Na Espanha, o presidente das Ilhas Canárias protestou contra a permissão para o navio de cruzeiro atracar lá, enquanto uma enxurrada de discussões começou a aparecer nas redes sociais questionando se era seguro viajar.
A menção às máscaras repercutiu particularmente na extrema direita política, na qual alguns começaram a usar o surto para alertar contra a perspectiva de novas restrições ou determinações governamentais.
Três passageiros que viajavam no navio de cruzeiro holandês MV Hondius morreram durante o surto de hantavírus, que atingiu pelo menos outras cinco pessoas a bordo da embarcação.
Neste domingo (10), o navio deve se aproximar da ilha de Tenerife, onde os passageiros serão levados por barcos para, depois, embarcar em voos para seus países de origem.
A maioria das cepas do vírus, que é transmitido principalmente por roedores, não pode ser transmitida de pessoa para pessoa. Mas a cepa identificada no surto do navio, a cepa Andes, pode passar entre pessoas, segundo especialistas médicos, que ressaltam que isso requer contato próximo repetido.
“Isso não é coronavírus”, diz Maria Van Kerkhove, chefe de preparação para epidemias e pandemias da OMS, em uma entrevista coletiva em Genebra na quinta-feira. “Este é um vírus muito diferente.”
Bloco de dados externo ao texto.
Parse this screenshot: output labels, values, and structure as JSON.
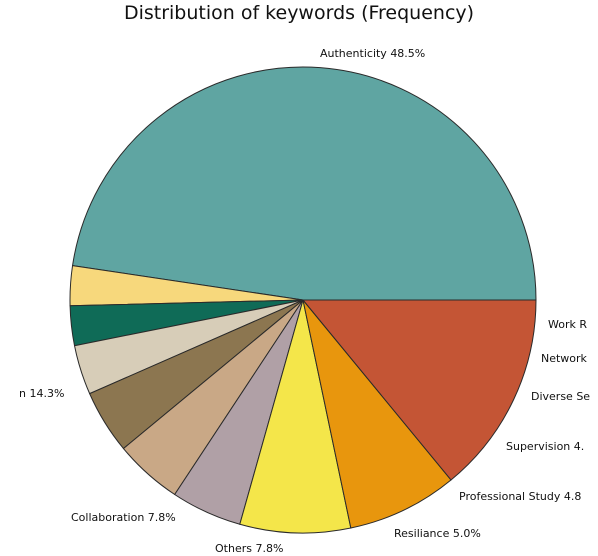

Van Kerkhove afirma que conseguia entender a intensa demanda por respostas sobre o grupo de infecções. “Quero ser inequívoca aqui: isso não é Saras-CoV-2”, diz ela, referindo-se ao vírus que causa a Covid. “Este não é o início de uma pandemia de Covid.”
Ao redor do mundo, autoridades de saúde monitoraram casos suspeitos de infecção por hantavírus. Vários desses pacientes em potencial tiveram seus testes com resulado negativo. Mas as preocupações foram um lembrete de como cada espirro ou chiado da temporada de alergias poderia provocar pavor existencial nos primeiros meses da pandemia de Covid.
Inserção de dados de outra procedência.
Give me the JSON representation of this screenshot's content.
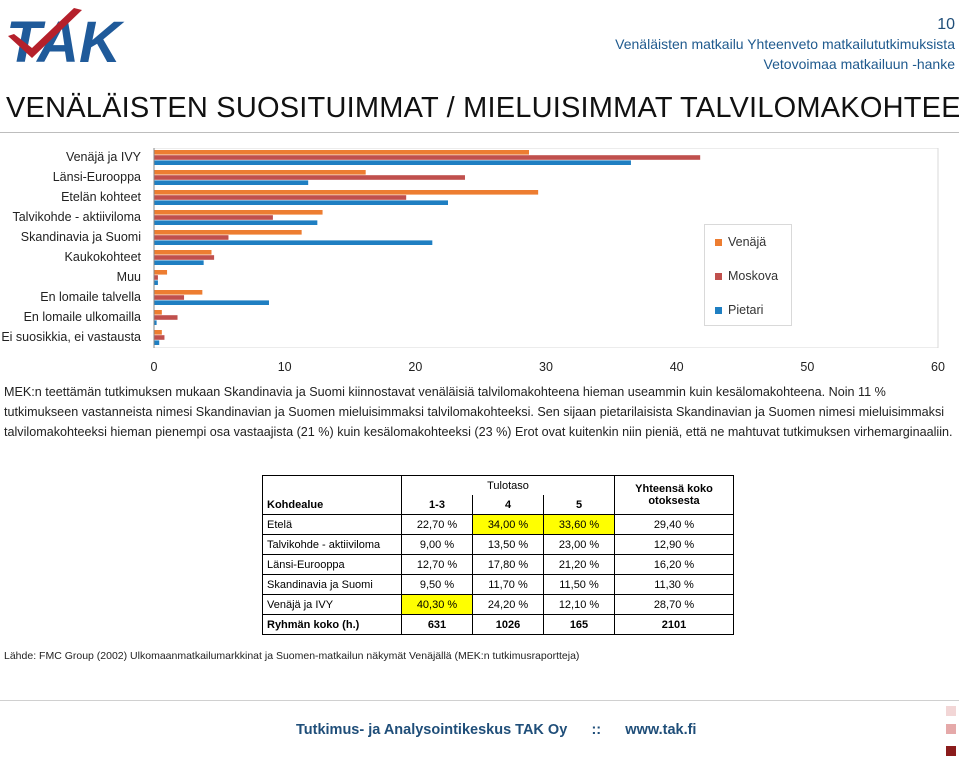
{
  "header": {
    "logo_text": "TAK",
    "page_number": "10",
    "subtitle_line1": "Venäläisten matkailu Yhteenveto matkailututkimuksista",
    "subtitle_line2": "Vetovoimaa matkailuun -hanke"
  },
  "title": "VENÄLÄISTEN SUOSITUIMMAT / MIELUISIMMAT TALVILOMAKOHTEET",
  "chart_data": {
    "type": "bar",
    "orientation": "horizontal",
    "categories": [
      "Venäjä ja IVY",
      "Länsi-Eurooppa",
      "Etelän kohteet",
      "Talvikohde - aktiiviloma",
      "Skandinavia ja Suomi",
      "Kaukokohteet",
      "Muu",
      "En lomaile talvella",
      "En lomaile ulkomailla",
      "Ei suosikkia, ei vastausta"
    ],
    "series": [
      {
        "name": "Venäjä",
        "color": "#ed7d31",
        "values": [
          28.7,
          16.2,
          29.4,
          12.9,
          11.3,
          4.4,
          1.0,
          3.7,
          0.6,
          0.6
        ]
      },
      {
        "name": "Moskova",
        "color": "#c0504d",
        "values": [
          41.8,
          23.8,
          19.3,
          9.1,
          5.7,
          4.6,
          0.3,
          2.3,
          1.8,
          0.8
        ]
      },
      {
        "name": "Pietari",
        "color": "#1f7fc2",
        "values": [
          36.5,
          11.8,
          22.5,
          12.5,
          21.3,
          3.8,
          0.3,
          8.8,
          0.2,
          0.4
        ]
      }
    ],
    "xlim": [
      0,
      60
    ],
    "xticks": [
      "0",
      "10",
      "20",
      "30",
      "40",
      "50",
      "60"
    ],
    "grid": false,
    "legend_position": "right"
  },
  "body_text": "MEK:n teettämän tutkimuksen mukaan Skandinavia ja Suomi kiinnostavat venäläisiä talvilomakohteena hieman useammin kuin kesälomakohteena. Noin 11 % tutkimukseen vastanneista nimesi Skandinavian ja Suomen mieluisimmaksi talvilomakohteeksi. Sen sijaan pietarilaisista Skandinavian ja Suomen nimesi mieluisimmaksi talvilomakohteeksi hieman pienempi osa vastaajista (21 %) kuin kesälomakohteeksi (23 %) Erot ovat kuitenkin niin pieniä, että ne mahtuvat tutkimuksen virhemarginaaliin.",
  "table": {
    "group_header": "Tulotaso",
    "col_kohdealue": "Kohdealue",
    "col_1": "1-3",
    "col_2": "4",
    "col_3": "5",
    "col_total_1": "Yhteensä koko",
    "col_total_2": "otoksesta",
    "rows": [
      {
        "label": "Etelä",
        "c1": "22,70 %",
        "c2": "34,00 %",
        "c3": "33,60 %",
        "total": "29,40 %"
      },
      {
        "label": "Talvikohde - aktiiviloma",
        "c1": "9,00 %",
        "c2": "13,50 %",
        "c3": "23,00 %",
        "total": "12,90 %"
      },
      {
        "label": "Länsi-Eurooppa",
        "c1": "12,70 %",
        "c2": "17,80 %",
        "c3": "21,20 %",
        "total": "16,20 %"
      },
      {
        "label": "Skandinavia ja Suomi",
        "c1": "9,50 %",
        "c2": "11,70 %",
        "c3": "11,50 %",
        "total": "11,30 %"
      },
      {
        "label": "Venäjä ja IVY",
        "c1": "40,30 %",
        "c2": "24,20 %",
        "c3": "12,10 %",
        "total": "28,70 %"
      }
    ],
    "footer_row": {
      "label": "Ryhmän koko (h.)",
      "c1": "631",
      "c2": "1026",
      "c3": "165",
      "total": "2101"
    },
    "highlight_color": "#ffff00"
  },
  "source": "Lähde: FMC Group (2002) Ulkomaanmatkailumarkkinat ja Suomen-matkailun näkymät Venäjällä (MEK:n tutkimusraportteja)",
  "footer": {
    "org": "Tutkimus- ja Analysointikeskus TAK Oy",
    "sep": "::",
    "url": "www.tak.fi"
  }
}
Em uma participação no programa de televisão dos EUA “Today” na quinta-feira, Ashish Jha, que supervisionou a resposta à pandemia do governo Biden em sua fase final, disse estar confiante de que as autoridades de saúde pública podem conter a propagação do hantavírus se seguirem os protocolos de rastreamento de contatos há muito estabelecidos.
“Precisamos rastrear todos que deixaram o navio de cruzeiro e descobrir onde estão, garantir que estamos monitorando-os”, diz ele. “Se desenvolverem algum sintoma, então precisam ser isolados.”
Tais tentativas de tranquilização podem ser interpretadas de forma diferente por alguns críticos das respostas dos governos Trump e Biden à pandemia da Covid.
O comentarista conservador Glenn Beck sinalizou na quinta-feira a necessidade de resistir a um retorno às medidas da era Covid em seu programa. “Eles vão fazer exatamente a mesma coisa que fizeram da última vez, e então nossos filhos não vão à escola e teremos máscaras.”
Muitos outros nas redes sociais buscaram introduzir leveza no momento, remetendo a rituais peculiares e habilidades que aprimoraram durante a pandemia. “Praticando minha dança para quando o hantavírus se tornar a nova Covid”, escreveu uma jovem em uma publicação.